Politik : Polizei verschärft Sicherheitsvorkehrungen

Nach den beiden blutigen Selbstmordanschlägen vom Wochenende hat die Polizei in Sri Lanka am Montag ihre Sicherheitsmaßnahmen verstärkt. Besonders stark wurde Präsidentin Chandrika Kumaratunga abgeschirmt, die bei einem der Anschläge am Sonnabend Verletzungen im Gesicht davongetragen hatte.

Zur Begründung für die Maßnahmen hieß es, es lägen Informationen darüber vor, dass sich in der Hauptstadt noch weitere tamilische Attentäter aufhielten, die vor der Wahl am Dienstag nochmals einen Anschlag auf Kumaratunga versuchen könnten. Kumaratunga wurde am Montag aus der Klinik entlassen und in ihr schwer bewachtes Haus gebracht.

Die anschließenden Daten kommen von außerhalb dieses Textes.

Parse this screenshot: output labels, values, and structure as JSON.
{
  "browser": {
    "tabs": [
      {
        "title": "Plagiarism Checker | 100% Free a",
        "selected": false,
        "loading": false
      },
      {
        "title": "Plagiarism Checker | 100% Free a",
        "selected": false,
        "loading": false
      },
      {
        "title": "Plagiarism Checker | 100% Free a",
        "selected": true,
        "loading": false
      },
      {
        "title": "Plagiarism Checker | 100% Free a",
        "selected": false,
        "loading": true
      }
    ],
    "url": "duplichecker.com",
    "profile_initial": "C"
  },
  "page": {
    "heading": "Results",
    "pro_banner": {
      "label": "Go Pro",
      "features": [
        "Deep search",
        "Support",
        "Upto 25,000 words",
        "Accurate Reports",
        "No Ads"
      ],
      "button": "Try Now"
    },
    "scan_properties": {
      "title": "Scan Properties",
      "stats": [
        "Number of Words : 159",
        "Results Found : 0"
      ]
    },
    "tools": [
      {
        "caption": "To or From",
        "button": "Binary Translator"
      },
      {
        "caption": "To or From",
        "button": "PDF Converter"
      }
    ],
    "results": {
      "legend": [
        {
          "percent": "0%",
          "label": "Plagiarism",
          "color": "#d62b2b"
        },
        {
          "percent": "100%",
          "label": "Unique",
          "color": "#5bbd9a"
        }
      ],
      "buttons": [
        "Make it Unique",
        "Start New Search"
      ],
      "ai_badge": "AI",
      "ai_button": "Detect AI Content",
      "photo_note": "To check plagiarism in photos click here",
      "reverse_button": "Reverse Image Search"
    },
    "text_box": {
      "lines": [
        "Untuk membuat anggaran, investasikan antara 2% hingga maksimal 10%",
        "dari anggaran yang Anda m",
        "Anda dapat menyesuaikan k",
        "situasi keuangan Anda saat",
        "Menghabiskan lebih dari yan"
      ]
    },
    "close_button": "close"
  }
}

Aus dem Norden des Landes wurden indessen weitere Angriffe tamilischer Rebellen gemeldet. Kämpfer der Guerillagruppe Befreiungstiger von Tamil Eelam (LTTE) griffen am Montag zwei Stützpunkte der Streitkräfte in der Nähe des strategisch wichtigen Elefantenpasses an, der den Zugang zwischen dem Festland und der Halbinsel Jaffna im Norden bildet. Sollte den Rebellen die Eroberung des Passes gelingen, läge die Wiedereroberung der Stadt Jaffna, die ihnen 1995 von den Regierungstruppen abgenommen worden war, in greifbarer Nähe.

Ein Regierungssprecher erklärte unterdessen, es seien seit dem Beginn der jüngsten LTTE-Offensive am 11. Dezember rund tausend Rebellen getötet oder verwundet worden. Die Verluste der Regierungstruppen gab er mit 87 Toten und 870 Verwundeten an.

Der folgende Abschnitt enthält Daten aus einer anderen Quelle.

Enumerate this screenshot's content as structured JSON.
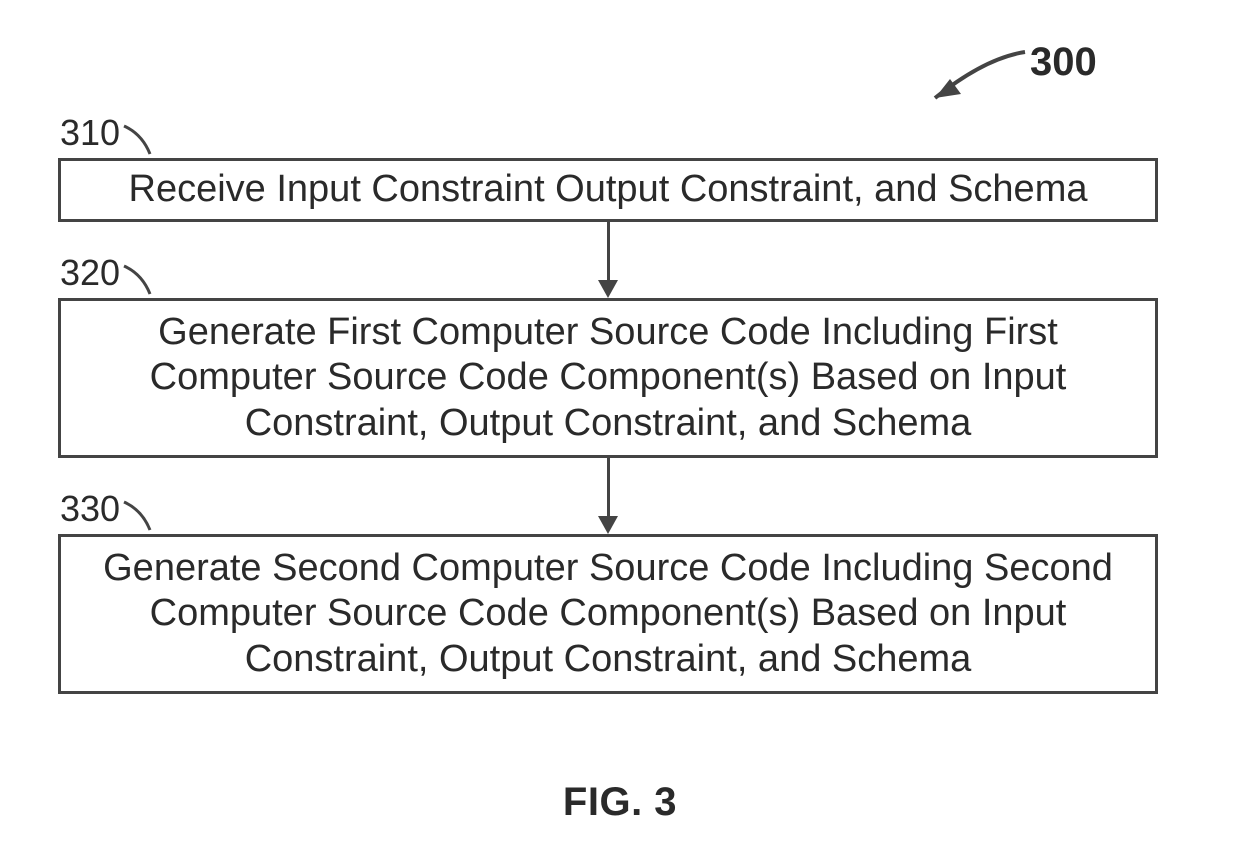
{
  "figure_caption": "FIG. 3",
  "figure_ref": "300",
  "steps": [
    {
      "ref": "310",
      "text": "Receive Input Constraint Output Constraint, and Schema"
    },
    {
      "ref": "320",
      "text": "Generate First Computer Source Code Including First Computer Source Code Component(s) Based on Input Constraint, Output Constraint, and Schema"
    },
    {
      "ref": "330",
      "text": "Generate Second Computer Source Code Including Second Computer Source Code Component(s) Based on Input Constraint, Output Constraint, and Schema"
    }
  ]
}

Bei den Bombenanschlägen am Sonnabend wurden insgesamt 33 Menschen getötet und 137 verletzt. Trotz der Gewalt soll die Wahl wie geplant stattfinden. Präsidentin Kumaratunga appellierte am Sonntag aus dem Krankenhaus heraus im Fernsehen an die Bevölkerung, Ruhe zu bewahren. Die Tamilen forderte sie auf, dem Terrorismus der LTTE eine Absage zu erteilen. Die Befreiungstiger werden allgemein für die Selbstmordanschläge vom Sonnabend verantwortlich gemacht, obwohl sie sich öffentlich nicht dazu bekannten.